CBK vows to deal with second-round effects of high oil, food prices
Central Bank will use any tool available to deal with the second-round effects of high oil and food prices and stands ready to start raising interest rates going forward.
Governor Patrick Njoroge said the bank cannot currently do much to control the fuel inflation arising from high petroleum prices, but will do whatever it takes to deal with the situation arising from their impact on general market prices of other goods and services.
“We do understand that monetary policy cannot overcome the direct concerns from oil prices, supply chains and the weather.
As policy makers we shall look at the second-round effects, and those are the ones that we do have power over, in essence our policy will be effective in constraining these effects,” Njoroge said.

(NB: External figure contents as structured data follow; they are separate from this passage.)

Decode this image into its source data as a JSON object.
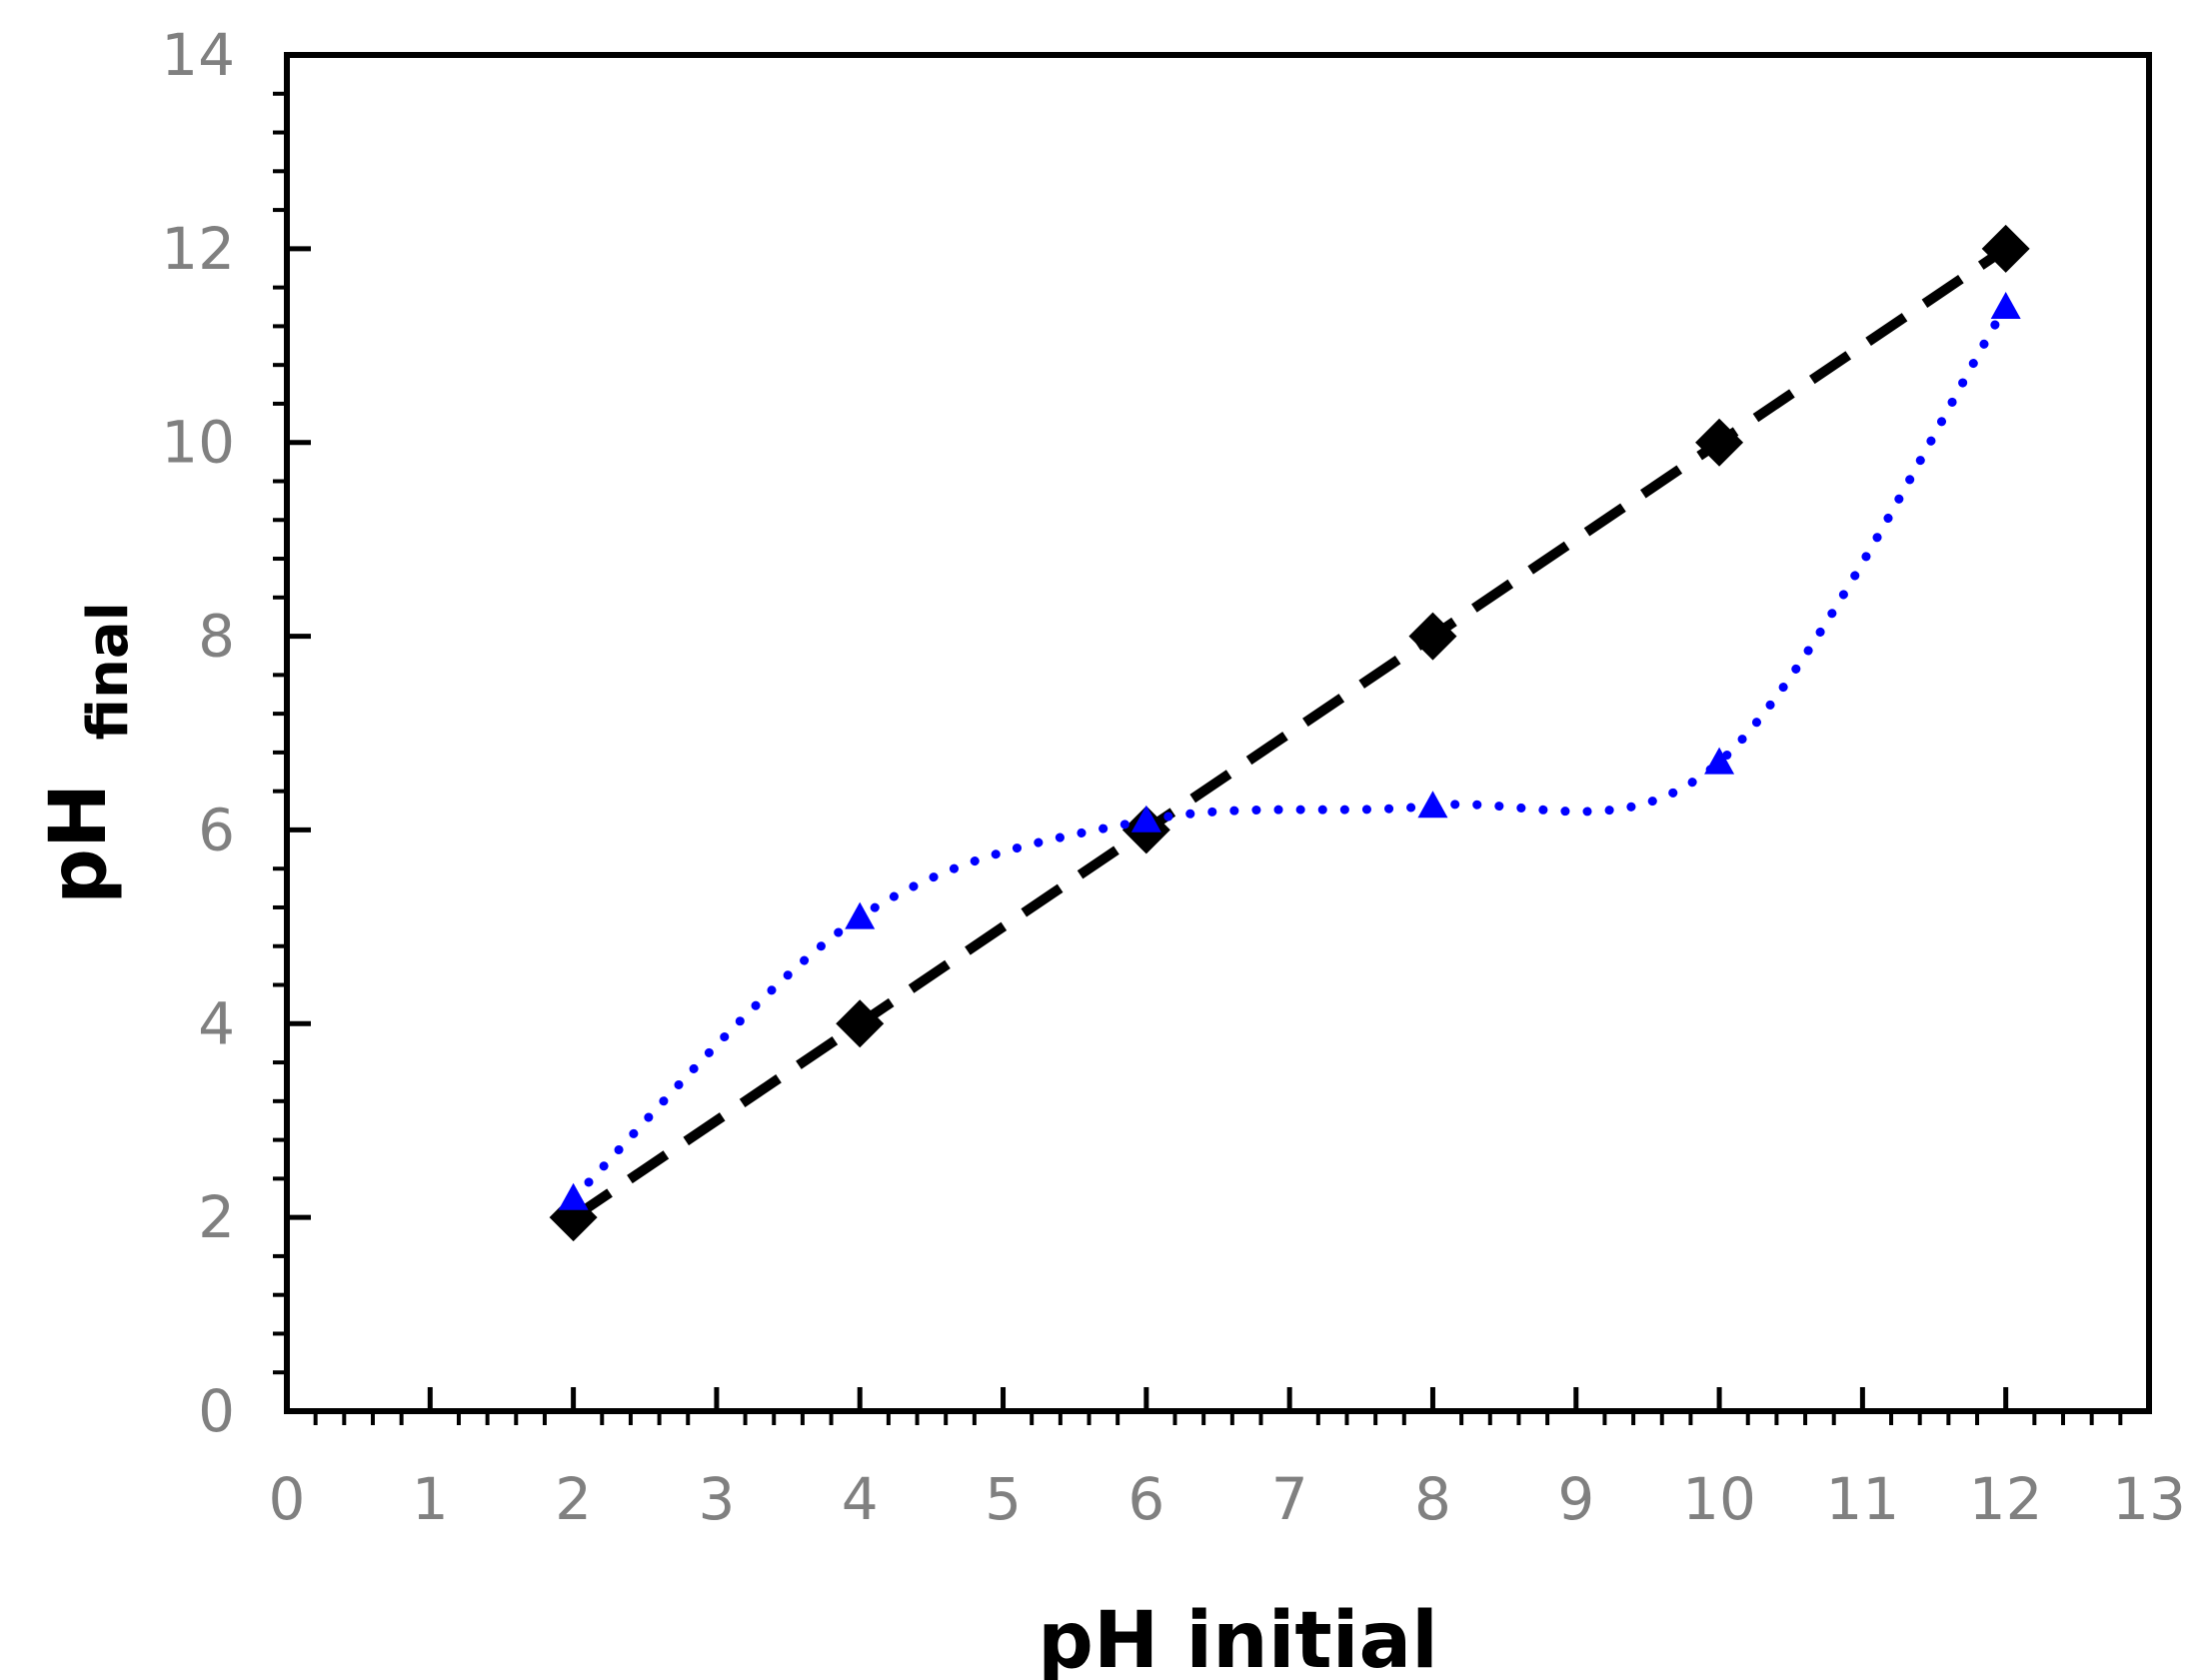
{
  "chart_data": {
    "type": "line",
    "xlabel": "pH initial",
    "ylabel_main": "pH",
    "ylabel_sub": "final",
    "xlim": [
      0,
      13
    ],
    "ylim": [
      0,
      14
    ],
    "x_ticks": [
      "0",
      "1",
      "2",
      "3",
      "4",
      "5",
      "6",
      "7",
      "8",
      "9",
      "10",
      "11",
      "12",
      "13"
    ],
    "y_ticks": [
      "0",
      "2",
      "4",
      "6",
      "8",
      "10",
      "12",
      "14"
    ],
    "grid": false,
    "series": [
      {
        "style": "dashed",
        "marker": "diamond",
        "color": "#000000",
        "x": [
          2,
          4,
          6,
          8,
          10,
          12
        ],
        "y": [
          2,
          4,
          6,
          8,
          10,
          12
        ]
      },
      {
        "style": "dotted-smooth",
        "marker": "triangle",
        "color": "#0000ff",
        "x": [
          2,
          4,
          6,
          8,
          10,
          12
        ],
        "y": [
          2.2,
          5.1,
          6.1,
          6.25,
          6.7,
          11.4
        ]
      }
    ]
  }
}
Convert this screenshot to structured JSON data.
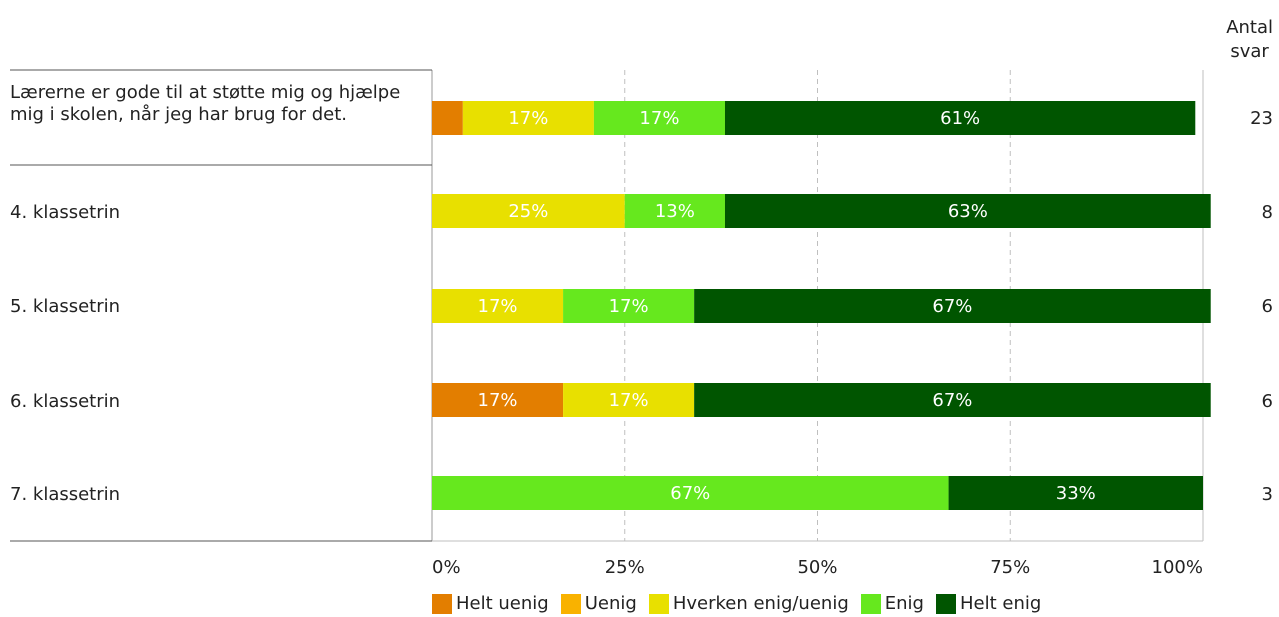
{
  "chart_data": {
    "type": "bar",
    "orientation": "horizontal",
    "stacked": true,
    "categories": [
      "Lærerne er gode til at støtte mig og hjælpe mig i skolen, når jeg har brug for det.",
      "4. klassetrin",
      "5. klassetrin",
      "6. klassetrin",
      "7. klassetrin"
    ],
    "series": [
      {
        "name": "Helt uenig",
        "color": "#E37E00",
        "values": [
          4,
          0,
          0,
          17,
          0
        ],
        "labels": [
          "",
          "",
          "",
          "17%",
          ""
        ]
      },
      {
        "name": "Uenig",
        "color": "#F9B200",
        "values": [
          0,
          0,
          0,
          0,
          0
        ],
        "labels": [
          "",
          "",
          "",
          "",
          ""
        ]
      },
      {
        "name": "Hverken enig/uenig",
        "color": "#E8E000",
        "values": [
          17,
          25,
          17,
          17,
          0
        ],
        "labels": [
          "17%",
          "25%",
          "17%",
          "17%",
          ""
        ]
      },
      {
        "name": "Enig",
        "color": "#66E81E",
        "values": [
          17,
          13,
          17,
          0,
          67
        ],
        "labels": [
          "17%",
          "13%",
          "17%",
          "",
          "67%"
        ]
      },
      {
        "name": "Helt enig",
        "color": "#005500",
        "values": [
          61,
          63,
          67,
          67,
          33
        ],
        "labels": [
          "61%",
          "63%",
          "67%",
          "67%",
          "33%"
        ]
      }
    ],
    "counts": [
      "23",
      "8",
      "6",
      "6",
      "3"
    ],
    "count_header": [
      "Antal",
      "svar"
    ],
    "xticks": [
      "0%",
      "25%",
      "50%",
      "75%",
      "100%"
    ],
    "xlim": [
      0,
      100
    ],
    "grid": true,
    "legend_position": "bottom"
  }
}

“The MPC thereby indicated that it stands ready to take whatever action will be needed particularly to deal with the second effects,” he added during a media briefing yesterday.
Njoroge also said the banking sector regulator is ware of new taxation measures, adding it expects new taxes to add nearly two percentage points to overall inflation.
The Kenyan economy has seen a surge in inflationary pressure due to fuel and food prices but non-food non-fuel prices remained below 3 per cent.
The governor also said that tax measures will increase inflation by 1.87 per cent hence increasing the prices of goods and services.
He said he expects other central bank governors across the world to lift their hand brakes on policy interest rates which would lead to major shocks in financial markets.
A surprise hike in interest rates tends to push market rates, making borrowers unable to service their loans which could culminate in a financial crisis.
Central banks around the world had interest rates to a record low with Kenya and Ghana offering the lowest policy interest rates on the continent.
Njoroge said the economy will grow by 6.1 per cent in 2021 and 6.5 per cent in 2022.